# Certified Copies of Documents in United States



## Binky (Jun 16, 2011)

Hi All--

I'm a bit confused about the process of having official documents "certified" here in the United States. As it was a very easy procedure for my fiance in Australia (he simply took the original documents with the copies and had them certified at his bank), I assumed that I could do the same here in the U.S., but today I learned that I was wrong!

Many states (including mine) do not allow such certification of vital record documentation. What to I do? Am I expected to travel to a state that will certify documents even though these documents were issued in states that do not allow certification of such official documents? Do I simply include my original "official copies" of birth, marriage and divorce documents in with my visa application? I don't mind doing that, they're welcome to them, because they are after all just copies, but with the raised seals and true signatures, etc. (I can simply request new copies for myself from the respective authorities). Although technically they are just "copies" they are also considered "originals" from which the requested "certified copies" would originate. Would the Australian authorities accept these original copies in the place of certified copies?

What about a certified copy of my passport? I can't send them my actual passport with my visa application. 

Anyone else in the United States who ran into similar problems? Would really appreciate any advice. Thanks!


----------



## SarahM (Feb 8, 2011)

Hi,

For my husband's partner visa the form asked for certified copies of our passport pages, but I've heard in some countries they ask for the passport once they're ready to grant the visa to stamp it, so just follow whatever instructions you have.

I had the same sort of problem as you. Yes, it was very easy to get things certified here in Aus (I went to a police station), but I did have a problem finding someone who would certify my husband's French birth certificate. They wouldn't certify it because it was in French! I took it to a French doctor and he did it wrong!

In the end I gave up and just gave them the original of his birth certificate (I also had to give the translation, but the problem was they still wanted the French version as well).

So his visa hasn't been granted yet, but we haven't been asked to provide a certified copy and they haven't sent the original back, so I'm assuming it didn't matter too much. His birth ceritificate was like you described, not the actual original, it's a copy from the archives which are stored electronically and we can get more which are re-signed and printed on special paper each time.

Did you go to see some public notararies in your state?
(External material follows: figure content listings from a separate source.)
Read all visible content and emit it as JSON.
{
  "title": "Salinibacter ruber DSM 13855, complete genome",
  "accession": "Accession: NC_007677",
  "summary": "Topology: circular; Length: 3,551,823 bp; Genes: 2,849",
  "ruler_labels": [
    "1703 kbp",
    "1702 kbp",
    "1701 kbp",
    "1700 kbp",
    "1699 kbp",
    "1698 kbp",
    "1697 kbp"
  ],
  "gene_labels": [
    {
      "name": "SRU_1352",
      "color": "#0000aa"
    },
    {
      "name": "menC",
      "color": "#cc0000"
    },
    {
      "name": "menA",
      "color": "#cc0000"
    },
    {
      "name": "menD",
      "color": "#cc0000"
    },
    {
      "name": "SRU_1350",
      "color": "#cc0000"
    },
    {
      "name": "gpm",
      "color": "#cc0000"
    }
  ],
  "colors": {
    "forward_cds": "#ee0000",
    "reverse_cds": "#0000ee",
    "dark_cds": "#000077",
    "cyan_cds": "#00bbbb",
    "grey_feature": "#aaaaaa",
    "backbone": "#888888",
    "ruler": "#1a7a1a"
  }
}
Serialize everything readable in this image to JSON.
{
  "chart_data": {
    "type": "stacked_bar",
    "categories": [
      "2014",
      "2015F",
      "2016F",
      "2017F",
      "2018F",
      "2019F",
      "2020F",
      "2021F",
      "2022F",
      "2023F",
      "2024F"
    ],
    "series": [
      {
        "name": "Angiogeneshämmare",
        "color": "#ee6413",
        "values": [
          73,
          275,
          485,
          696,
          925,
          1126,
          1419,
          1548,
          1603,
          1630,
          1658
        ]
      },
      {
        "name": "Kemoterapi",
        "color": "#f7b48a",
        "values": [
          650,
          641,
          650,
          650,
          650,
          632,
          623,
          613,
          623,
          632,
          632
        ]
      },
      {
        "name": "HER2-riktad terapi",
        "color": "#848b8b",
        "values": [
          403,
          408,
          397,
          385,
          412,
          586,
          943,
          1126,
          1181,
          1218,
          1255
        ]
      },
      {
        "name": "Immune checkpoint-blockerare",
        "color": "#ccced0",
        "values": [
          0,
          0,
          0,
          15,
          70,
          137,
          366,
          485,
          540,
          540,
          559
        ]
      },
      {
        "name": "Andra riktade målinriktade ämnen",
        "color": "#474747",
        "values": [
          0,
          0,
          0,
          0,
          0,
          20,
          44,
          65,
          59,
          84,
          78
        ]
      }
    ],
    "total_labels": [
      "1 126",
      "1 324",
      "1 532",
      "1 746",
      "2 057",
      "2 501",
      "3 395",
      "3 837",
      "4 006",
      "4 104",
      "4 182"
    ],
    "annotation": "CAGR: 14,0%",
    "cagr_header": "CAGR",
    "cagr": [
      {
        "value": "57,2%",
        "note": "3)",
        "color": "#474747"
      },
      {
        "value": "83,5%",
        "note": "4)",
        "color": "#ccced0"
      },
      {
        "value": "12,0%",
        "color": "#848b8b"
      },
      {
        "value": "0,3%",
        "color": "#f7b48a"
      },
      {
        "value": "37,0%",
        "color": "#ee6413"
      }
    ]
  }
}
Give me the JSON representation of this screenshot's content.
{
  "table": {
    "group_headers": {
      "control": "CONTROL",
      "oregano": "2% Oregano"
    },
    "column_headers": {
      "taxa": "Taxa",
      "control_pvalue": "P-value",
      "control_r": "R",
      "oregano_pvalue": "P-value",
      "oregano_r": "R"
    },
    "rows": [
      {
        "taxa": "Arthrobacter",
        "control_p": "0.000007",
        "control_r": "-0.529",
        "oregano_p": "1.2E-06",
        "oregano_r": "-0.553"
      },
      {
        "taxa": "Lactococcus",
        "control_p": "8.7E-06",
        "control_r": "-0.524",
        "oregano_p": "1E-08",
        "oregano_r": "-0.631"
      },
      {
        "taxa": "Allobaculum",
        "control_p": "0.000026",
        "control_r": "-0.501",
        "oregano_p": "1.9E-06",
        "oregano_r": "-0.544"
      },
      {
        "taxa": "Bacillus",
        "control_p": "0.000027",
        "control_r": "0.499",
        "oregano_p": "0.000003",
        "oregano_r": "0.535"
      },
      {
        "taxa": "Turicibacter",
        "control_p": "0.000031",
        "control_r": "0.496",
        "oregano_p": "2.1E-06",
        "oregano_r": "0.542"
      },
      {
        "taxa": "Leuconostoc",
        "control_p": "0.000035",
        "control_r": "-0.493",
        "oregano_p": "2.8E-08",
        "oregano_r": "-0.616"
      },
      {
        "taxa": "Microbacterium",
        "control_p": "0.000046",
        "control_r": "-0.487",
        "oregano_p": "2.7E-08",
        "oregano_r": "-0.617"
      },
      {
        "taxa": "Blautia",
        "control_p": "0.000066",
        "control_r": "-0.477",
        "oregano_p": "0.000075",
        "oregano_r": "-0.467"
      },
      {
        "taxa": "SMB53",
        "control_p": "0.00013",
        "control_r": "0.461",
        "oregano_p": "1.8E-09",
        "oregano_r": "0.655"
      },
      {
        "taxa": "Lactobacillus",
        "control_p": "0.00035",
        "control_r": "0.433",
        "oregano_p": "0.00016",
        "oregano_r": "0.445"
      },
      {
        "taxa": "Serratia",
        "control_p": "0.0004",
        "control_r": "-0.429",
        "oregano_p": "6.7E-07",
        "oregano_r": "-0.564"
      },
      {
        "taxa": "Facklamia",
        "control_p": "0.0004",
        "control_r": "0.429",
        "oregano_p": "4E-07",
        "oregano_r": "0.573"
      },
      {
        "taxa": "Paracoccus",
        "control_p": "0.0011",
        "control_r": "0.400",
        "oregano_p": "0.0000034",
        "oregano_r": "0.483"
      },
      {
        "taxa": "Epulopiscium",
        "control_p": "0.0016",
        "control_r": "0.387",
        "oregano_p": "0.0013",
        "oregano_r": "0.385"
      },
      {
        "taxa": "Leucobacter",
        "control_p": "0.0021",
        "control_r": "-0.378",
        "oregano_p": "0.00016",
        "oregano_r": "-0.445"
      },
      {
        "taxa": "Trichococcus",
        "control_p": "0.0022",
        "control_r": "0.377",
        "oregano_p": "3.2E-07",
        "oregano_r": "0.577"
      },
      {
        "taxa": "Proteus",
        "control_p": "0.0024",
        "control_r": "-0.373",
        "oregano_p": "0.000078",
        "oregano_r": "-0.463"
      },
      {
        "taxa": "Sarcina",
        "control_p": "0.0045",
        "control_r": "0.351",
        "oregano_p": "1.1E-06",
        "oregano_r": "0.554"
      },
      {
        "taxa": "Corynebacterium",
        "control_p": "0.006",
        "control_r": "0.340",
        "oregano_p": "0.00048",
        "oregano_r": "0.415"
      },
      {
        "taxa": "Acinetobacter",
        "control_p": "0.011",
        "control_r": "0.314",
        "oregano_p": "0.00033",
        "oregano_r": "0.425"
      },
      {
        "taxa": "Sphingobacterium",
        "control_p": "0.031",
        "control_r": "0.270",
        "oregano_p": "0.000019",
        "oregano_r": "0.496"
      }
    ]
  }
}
I heard they usually certify things...


----------



## nighstar (Apr 22, 2010)

i'm not entirely sure that this is relevant to your situation, but i'd like to point out that what Australia refers to as "certifying" America considers "notarizing". perhaps if you find a notary public (as in a person whose job it is to notarize things, not just a person with the ability to do it like a bank clerk) you'll be able to get such documents notarized?

when i lived in Portland, OR i went to a notary public to get my stuff notarized where as my mom who lives in Las Vegas, NV just went to her bank and got it done. *shrugs*

sorry, don't know if this will help. goodluck.


----------



## lambysbubby (Sep 7, 2012)

*certified copies*

Hey there. I am in the same situation as u. American wanting to marry my Aussie. I'm in California. We can get certified copies of all required docs. I Googled it. It's $50 for passport. U have to mail in request. Hope this Info helps u.


----------